Le discours climatosceptique bénéficie-t-il d’un avantage avec les algorithmes des réseaux sociaux? Et y gagne-t-il en importance ces dernières années ? Le Détecteur de rumeurs s’est penché sur le peu de données dont on dispose, un déficit attribuable au fait que la plupart des plateformes de réseaux sociaux ne sont pas transparentes.
L’origine des termes
Que l’on utilise les mots « climatosceptique », « climatodénialiste » ou « climatonégationniste », on fait référence au même groupe de gens: ceux qui rejettent la quasi-totalité de la recherche scientifique sur le climat des dernières décennies.
Il existe en effet, parmi les scientifiques qui font des recherches sur le sujet, un consensus: la planète se réchauffe depuis un siècle et l’humain en est largement responsable. La première compilation en ce sens avait été publiée en 2004 dans Science par l’historienne des sciences Naomi Oreskes: sur 928 études publiées par des climatologues et contenant les mots-clés (en anglais) « global climate change », aucune n’était en désaccord avec une responsabilité humaine dans le réchauffement climatique.
Une douzaine de compilations, utilisant des échantillons différents, ont été publiées dans les années suivantes: elles arrivaient à des pourcentages variant entre 97 % et 100 %. Plus récemment, en 2021, une équipe de l’Université Cornell concluait que, sur la base de 3000 recherches parues depuis 2012, 99,9 % des experts s’entendaient sur la responsabilité humaine dans l’actuel réchauffement climatique.
Mais ces pourcentages ont toujours différé des opinions de la population en général.
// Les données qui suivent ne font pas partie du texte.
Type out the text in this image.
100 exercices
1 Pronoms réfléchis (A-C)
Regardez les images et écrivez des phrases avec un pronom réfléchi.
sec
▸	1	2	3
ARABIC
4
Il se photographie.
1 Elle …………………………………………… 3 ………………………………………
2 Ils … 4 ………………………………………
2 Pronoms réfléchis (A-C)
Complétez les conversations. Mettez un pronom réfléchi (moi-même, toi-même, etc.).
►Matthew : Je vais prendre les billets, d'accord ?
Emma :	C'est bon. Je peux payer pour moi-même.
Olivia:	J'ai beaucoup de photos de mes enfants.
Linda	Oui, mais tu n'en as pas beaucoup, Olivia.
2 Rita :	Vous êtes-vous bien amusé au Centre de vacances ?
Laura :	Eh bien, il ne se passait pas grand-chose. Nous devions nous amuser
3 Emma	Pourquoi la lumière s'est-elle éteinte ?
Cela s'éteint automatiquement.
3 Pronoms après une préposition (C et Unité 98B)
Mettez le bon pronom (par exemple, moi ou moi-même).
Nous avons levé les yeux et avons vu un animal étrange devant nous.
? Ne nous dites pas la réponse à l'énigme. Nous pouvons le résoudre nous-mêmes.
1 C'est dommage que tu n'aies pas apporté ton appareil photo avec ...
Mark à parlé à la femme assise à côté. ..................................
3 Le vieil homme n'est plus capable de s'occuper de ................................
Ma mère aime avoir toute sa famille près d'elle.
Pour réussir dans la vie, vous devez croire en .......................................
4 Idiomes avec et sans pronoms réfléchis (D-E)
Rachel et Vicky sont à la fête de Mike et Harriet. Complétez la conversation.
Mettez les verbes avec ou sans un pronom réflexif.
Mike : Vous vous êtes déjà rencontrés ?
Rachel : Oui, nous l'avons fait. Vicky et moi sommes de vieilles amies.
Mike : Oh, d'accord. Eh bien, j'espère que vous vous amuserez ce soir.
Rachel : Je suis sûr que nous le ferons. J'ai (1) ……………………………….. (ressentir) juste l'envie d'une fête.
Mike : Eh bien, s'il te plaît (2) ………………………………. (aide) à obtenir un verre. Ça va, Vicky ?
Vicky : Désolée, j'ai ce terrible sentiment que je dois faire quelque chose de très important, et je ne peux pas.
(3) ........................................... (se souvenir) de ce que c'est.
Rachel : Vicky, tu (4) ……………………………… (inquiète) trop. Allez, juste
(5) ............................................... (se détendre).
Tout dépendant des périodes et des pays, on pouvait trouver au moins 10% et parfois jusqu’à 30% des gens qui croyaient que l’actuel réchauffement climatique était purement naturel. Encore cet été, selon un sondage Research Co, 27% des Canadiens croyaient à des causes « surtout naturelles », et 8% considéraient l’actuel réchauffement climatique comme « une théorie qui n’a pas encore été prouvée ».
Depuis les années 2000, de nombreuses enquêtes journalistiques et recherches scientifiques ont pointé le rôle qu’ont eu des campagnes de relations publiques, souvent financées par l’industrie des carburants fossiles, pour entretenir précisément ce doute ou pour créer l’illusion d’une « controverse scientifique ». Mais plus récemment, l’attention s’est portée sur la place occupée par les réseaux sociaux.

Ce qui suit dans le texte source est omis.